4 января 1917 г. у прозорливого историка уже возникли ассоциации с событиями, предшествовавшими свержению короля Карла I: «Происходит нечто подобное тому, что Англия переживала во второй четверти XVII в., когда все общество было охвачено религиозной манией. С тою разницей, что у нас мания политическая. Там говорили тексты из Библии и пели гнусавыми голосами псалмы. У нас вместо текстов и псалмов – политические резолюции об ответственном министерстве и политические клеветы, высказываемые гнусными голосами, и надежды на переворот, с близорукими взорами в будущее…» (подчеркнутые слова написаны над строкой – показатель редактирования текста – вероятно, сразу или вскоре после написания, чтобы уточнить формулировку, характеризующую позицию автора, и совершенствовать литературную стилистику записи). И вслед за этим выразительное суждение: «Не понимают, что революции в цивилизованных странах проходят по-цивилизованному, как в 1688 г. (в Англии. – С. Ш.) и 1830 (во Франциию – С. Ш.). А ведь у нас политическая революция, как в 1905, повлечет за собой экспроприации, разбои и грабежи, потому что мы еще не цивилизованная страна, а казацкий круг Разина и Пугачева. У нас и революция возможна только в формах Разиновщины и Пугачевщины».
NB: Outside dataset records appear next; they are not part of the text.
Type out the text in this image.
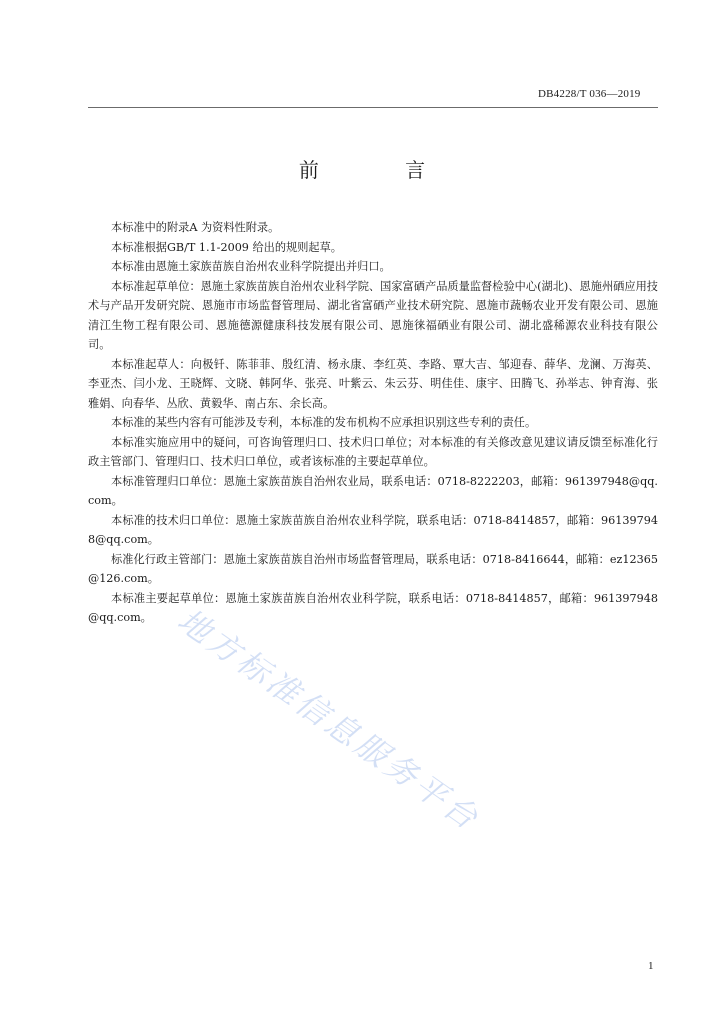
DB4228/T 036—2019
前 言

本标准中的附录A 为资料性附录。

本标准根据GB/T 1.1-2009 给出的规则起草。

本标准由恩施土家族苗族自治州农业科学院提出并归口。

本标准起草单位：恩施土家族苗族自治州农业科学院、国家富硒产品质量监督检验中心(湖北)、恩施州硒应用技术与产品开发研究院、恩施市市场监督管理局、湖北省富硒产业技术研究院、恩施市蔬畅农业开发有限公司、恩施清江生物工程有限公司、恩施德源健康科技发展有限公司、恩施徕福硒业有限公司、湖北盛稀源农业科技有限公司。

本标准起草人：向极钎、陈菲菲、殷红清、杨永康、李红英、李路、覃大吉、邹迎春、薛华、龙澜、万海英、李亚杰、闫小龙、王晓辉、文晓、韩阿华、张亮、叶紫云、朱云芬、明佳佳、康宇、田腾飞、孙举志、钟育海、张雅娟、向春华、丛欣、黄毅华、南占东、余长高。

本标准的某些内容有可能涉及专利，本标准的发布机构不应承担识别这些专利的责任。

本标准实施应用中的疑问，可咨询管理归口、技术归口单位；对本标准的有关修改意见建议请反馈至标准化行政主管部门、管理归口、技术归口单位，或者该标准的主要起草单位。

本标准管理归口单位：恩施土家族苗族自治州农业局，联系电话：0718-8222203，邮箱：961397948@qq.com。

本标准的技术归口单位：恩施土家族苗族自治州农业科学院，联系电话：0718-8414857，邮箱：961397948@qq.com。

标准化行政主管部门：恩施土家族苗族自治州市场监督管理局，联系电话：0718-8416644，邮箱：ez12365@126.com。

本标准主要起草单位：恩施土家族苗族自治州农业科学院，联系电话：0718-8414857，邮箱：961397948@qq.com。 地方标准信息服务平台
1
4 марта, под первым впечатлением об отречении царя, взволнованная запись о будущем России, исходя именно из историко-географического контекста: «…неотвязчивая тяжелая дума о будущем России все время владела мною и давила меня. Чувствовалось, что что-то давнее, историческое, крупное, умерло безвозвратно. Тревожные мысли приходят и о внешней опасности, грозящей в то время, как мы будем перестраиваться… как бы нам не оказаться не великой, а второстепенной державой, слабой республикой между двумя военными империями германской и японской. К чему приводили перестройки государства по теориям, мы видим по примеру Франции в течение XIX века. Не дай нам боже только последовать примеру польской республики!».
А 5 марта, исходя из общих представлений, основанных на осмыслении опыта всемирной истории, Богословский провидчески предположил: «Мне думается, что течение пройдет теперь по гегелевской схеме, т. е. после тезиса (старая монархия) наступит антитезис (республика) и только уже потом, когда антитезис себя исчерпает до дна, наступит синтез. Посмотрим». Богословский действительно смог «посмотреть», дожив до зловещего в советской истории года «великого перелома».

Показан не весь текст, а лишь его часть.